I’m not sure if you mean to say:
“This post rules out the intelligence explosion but still talks about x-risk; what the hell?” (which is false; the post specifically rules IN the intelligence explosion)
OR
“This post refers to the intelligence explosion, which I find improbable or impossible, and I want to hear a version of the argument that doesn’t appeal to the intelligence explosion, while still focusing on x-risk. I don’t think you can make such an argument, because longer timelines means the world is safe by default, because we’ll figure it out as we go.”
Which do you mean (or is it some third thing?), and what kind of engagement are you looking for?
More the latter.
It is clear that language models are not “recursively self improving” in any fast sense. They improve with more data in a pretty predictable way in S curves that top out at a pretty disappointing peak. They are useful to do AI research in a limited capacity, some of which hits back at the growth rate (like better training design) but the loops are at long human time-scales. I am not sure it’s even fast enough to give us an industrial revolution.

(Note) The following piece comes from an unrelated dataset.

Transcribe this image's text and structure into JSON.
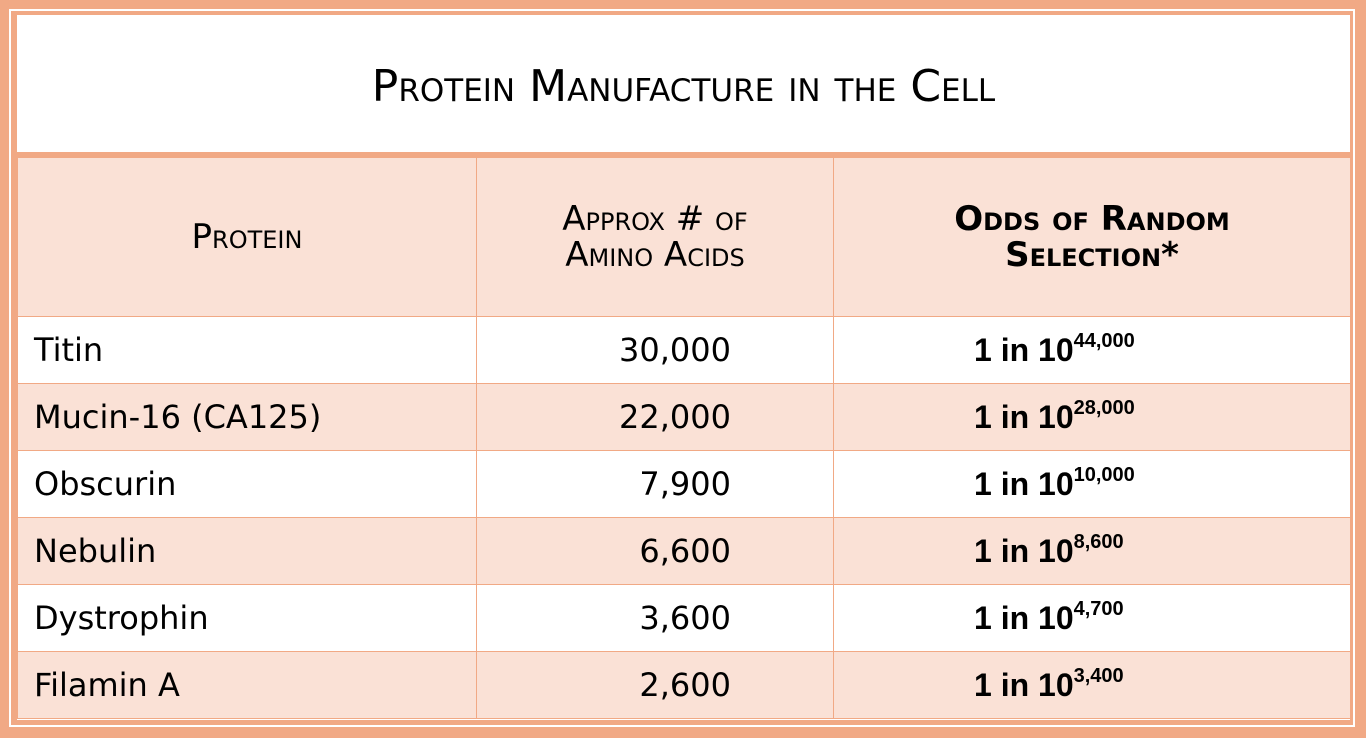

I have an intuition that most naiive ways of quickly tightening the loop just causes the machine to break and not be very powerful at all.
So okay we have this promising technology that do IMO math, write rap lyrics, moralize, assert consciousness, and make people fall in love with it—but it can’t run a McDonald’s franchise or fly drones into tanks on the battlefield (yet?)
Is “general intelligence” a good model for this technology? It is very spiky “intelligence”. It does not rush past all human capability. It has approached human capability gradually and in an uneven way.
It is good at the soft feelsy stuff and bad at a lot of the hard power stuff. I think this is the best possible combination of alignment vs power/agency that we could have hoped for back in 2015 to 2019. But people here are still freaking like gpt-2 just came out.
A crux for me is, will language models win over a different paradigm? I do think it is “winning” right now, being more general and actually economically useful kinda. So it would have to be a new exotic paradigm.
Another crux for me is, how good at is it at new science? Not just helping AI researchers with their emails. How good will it be at improving rate of AI research, as well as finding new drugs, better weapons, and other crazy new secrets (at least) like the discovery of atomic power?
I think it is not good at this and will not be that good at this. It is best when there is a lot of high quality data and already fast iteration times (programming) but suffers in most fields of science, especially new science, where that is not the case.
I relent that if language models will get to the superweapons then it makes sense to treat this like an issue of national/global security.
Intuitively I am more worried about the language models accelerating memetic technology. New religion/spirituality/movements, psychological operations, propaganda. This seems clearly where they are most powerful. I can see a future where we fight culture wars forever, but also one where we genuinely raise humanity to a better state of being as all information technologies have done before (ha).
This is not something that hits back at the AI intelligence growth rate very much.
Besides tending the culture, I also think a promising direction for “alignment” (though maybe you want to call it a different name, being a different field) is paying attention to the relationships between individual humans and AI and the pattern of care and interdependence that arises. The closest analogue is raising children and managing other close human relationships.